Manuel was born Euphemia Quarantina Mary von Söhnen, on June 6 1926, the only child of Anne von Söhnen, of an established Stellenbosch family in Andringa Street.

She never knew her father but she grew up in the warmth of the Von Söhnen family, even as the strictures of apartheid seemed to tighten around them.

Her maternal grandfather, Maximillian von Söhnen, had arrived in the Cape from Prussia in the 1880s, married a Nama woman, Pauline Daniels, and set up a plumbing and welding business in Stellenbosch. Anne was the second of six children and her younger brother, Leonard, inherited the house and the business.

Accounts of local Stellenbosch history describe the Von Söhnen family as “respected” and “loved” in the community.

They also had a reputation for staring down injustice. In 1940, white right-wing students from the nearby university trashed property and attacked coloured residents. The students had apparently been angered by a call from the Jan Smuts government for a minute’s silence in support of South African troops fighting the Nazis and Italians.

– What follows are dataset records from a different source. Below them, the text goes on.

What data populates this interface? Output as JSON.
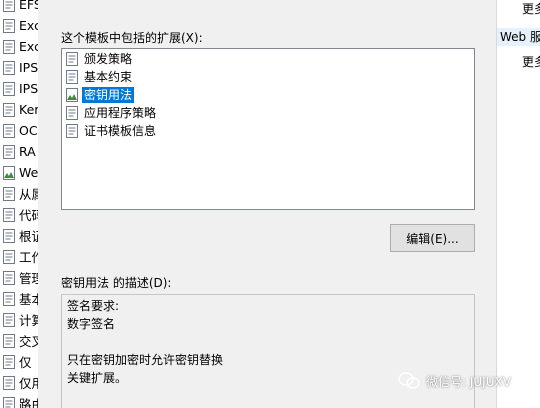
{
  "left_list": {
    "items": [
      {
        "label": "EFS",
        "icon": "certificate-template-icon"
      },
      {
        "label": "Exc",
        "icon": "certificate-template-icon"
      },
      {
        "label": "Exc",
        "icon": "certificate-template-icon"
      },
      {
        "label": "IPS",
        "icon": "certificate-template-icon"
      },
      {
        "label": "IPS",
        "icon": "certificate-template-icon"
      },
      {
        "label": "Ker",
        "icon": "certificate-template-icon"
      },
      {
        "label": "OC",
        "icon": "certificate-template-icon"
      },
      {
        "label": "RA",
        "icon": "certificate-template-icon"
      },
      {
        "label": "We",
        "icon": "certificate-template-icon"
      },
      {
        "label": "从属",
        "icon": "certificate-template-icon"
      },
      {
        "label": "代码",
        "icon": "certificate-template-icon"
      },
      {
        "label": "根证",
        "icon": "certificate-template-icon"
      },
      {
        "label": "工作",
        "icon": "certificate-template-icon"
      },
      {
        "label": "管理",
        "icon": "certificate-template-icon"
      },
      {
        "label": "基本",
        "icon": "certificate-template-icon"
      },
      {
        "label": "计算",
        "icon": "certificate-template-icon"
      },
      {
        "label": "交叉",
        "icon": "certificate-template-icon"
      },
      {
        "label": "仅",
        "icon": "certificate-template-icon"
      },
      {
        "label": "仅用",
        "icon": "certificate-template-icon"
      },
      {
        "label": "路由",
        "icon": "certificate-template-icon"
      }
    ]
  },
  "dialog": {
    "extensions_label": "这个模板中包括的扩展(X):",
    "extensions": [
      {
        "label": "颁发策略",
        "selected": false
      },
      {
        "label": "基本约束",
        "selected": false
      },
      {
        "label": "密钥用法",
        "selected": true
      },
      {
        "label": "应用程序策略",
        "selected": false
      },
      {
        "label": "证书模板信息",
        "selected": false
      }
    ],
    "edit_button": "编辑(E)...",
    "description_label": "密钥用法 的描述(D):",
    "description_lines": [
      "签名要求:",
      "数字签名",
      "",
      "只在密钥加密时允许密钥替换",
      "关键扩展。"
    ]
  },
  "right_panel": {
    "texts": [
      "更多",
      "Web 服",
      "更多"
    ]
  },
  "watermark": {
    "text": "微信号: JUJUXV"
  },
  "colors": {
    "selection": "#0078d7",
    "dialog_bg": "#f0f0f0"
  }
}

Throughout the rampage, the Von Söhnen father and son — Manuel’s grandfather and uncle — were said to have sat stoically on the veranda glowering at the hooligans.

Manuel’s uncle Leonard stared down Group Areas Act officials in a similar manner. In 1972, he was served notice by the government that the house his family had owned since 1896 was no longer his. He ignored the notice despite increasingly threatening visits from the “the Group”. He took the government to court and lost.

As the houses were demolished around him, he stayed on. At one stage Piet Koornhof, an apartheid government minister, visited him and suggested that he reclassify as white.

“I don’t want to be reclassified,” replied Von Söhnen. “Because then I’ll be like you people, and you are just bullies.”

He left the house in a coffin in 1977, and a few months later his daughters, Manuel’s cousins Dawn and Ursula von Söhnen, with whom she had grown up, were forced to move to Ida’s Valley.

Manuel left school at 15 because she felt her mother needed help. She found work in Cape Town’s biggest clothing factory, Rex Trueform.

At that stage her mother worked in one of the canning factories in the Boland and had become involved in the Food and Canning Workers Union, a nonracial trade union set up in defiance of segregation.

Manuel boarded with Fredericka Brown, a woman who lived in Woodstock and who became a second mother to her.

She hoped her son Trevor would find a place in the factory where she had worked, but he wanted to be a lawyer. She told him he’d end up on Robben Island

The years of World War 2 had accelerated the demand for military clothing, and the industry was booming. Before the war, in the late 1930s, Rex Trueform employed 4,000 people, mainly young coloured women. Manuel was paid 15 shillings a week. “You worked overtime till 9pm. You’d get two biscuits and a cup of black tea,” she once recalled.

But she did not complain. “Everybody was like one family. There was no apartheid in those days.”

She worked there for 18 years until soon after the birth of Trevor. Then she found work in another factory, closer to home. After 36 years, in 1976, she left the industry. Her wage had been R21 a week.

She married Abraham Manuel, a council worker, in 1950. He came from a large family in District Six, soon also to be destroyed by the Group Areas Act. Shortly before Trevor was born, Abraham Manuel bought a modest three-bedroomed house in Kensington, at the time an area of African and coloured people. It was here that Manuel lived for the next 65 years.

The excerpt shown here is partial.